6/24
彼女の死、あるいは物語のはじまり6
眼前の遠方。
闇夜が嘘とも思えるほど光を放つものがある。
純白と呼ぶのがふさわしいほど、光り輝く美しい扉だ。
驚愕に見開かれるミコトの横顔を満足そうに眺めやりながら、フィヌ・フィリーがその華奢な肩にそっと触れる。
「さあ」
促されるまま、ミコトの体がわずかに動いた。
フィヌ・フィリーは満面の笑顔をまるで仮面のように張り付けた。
ミコトは唇をかみしめ、右眼を手のひらで覆った。
俯くミコトにフィヌ・フィリーはさらに優しい甘露のような言葉をかける。
「大丈夫だよ。
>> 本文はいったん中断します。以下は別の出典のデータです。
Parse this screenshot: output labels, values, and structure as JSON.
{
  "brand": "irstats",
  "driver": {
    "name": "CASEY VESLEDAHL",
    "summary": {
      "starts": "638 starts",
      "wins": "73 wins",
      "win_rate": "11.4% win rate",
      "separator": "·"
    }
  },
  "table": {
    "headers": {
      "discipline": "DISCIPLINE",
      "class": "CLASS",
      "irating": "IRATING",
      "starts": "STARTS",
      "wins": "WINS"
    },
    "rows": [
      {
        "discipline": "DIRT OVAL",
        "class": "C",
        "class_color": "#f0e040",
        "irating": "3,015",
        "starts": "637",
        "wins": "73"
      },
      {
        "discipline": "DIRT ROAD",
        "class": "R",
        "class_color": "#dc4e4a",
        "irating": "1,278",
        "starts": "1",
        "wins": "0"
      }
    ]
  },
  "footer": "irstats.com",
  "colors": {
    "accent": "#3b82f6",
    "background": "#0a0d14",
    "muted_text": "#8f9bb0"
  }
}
痛みも、悲しみも、あそこにたどり着けば何もなくなる。約束されていた自由と幸せと、欲しいものがすべて手に入るんだから」
「ぐ――――」
「さあ、倉科ミコト。キミの行くべき場所だ」
送り出す時の決まり文句を口にして、フィヌ・フィリーはそっとミコトの傍らから離れようとした。
ところに、
「グダグダ言ってんじゃないわよ! このスットコドッコイ!!」
「ゲフッ!! ――――い!?」
猛烈な足蹴りが腹部に刺さった。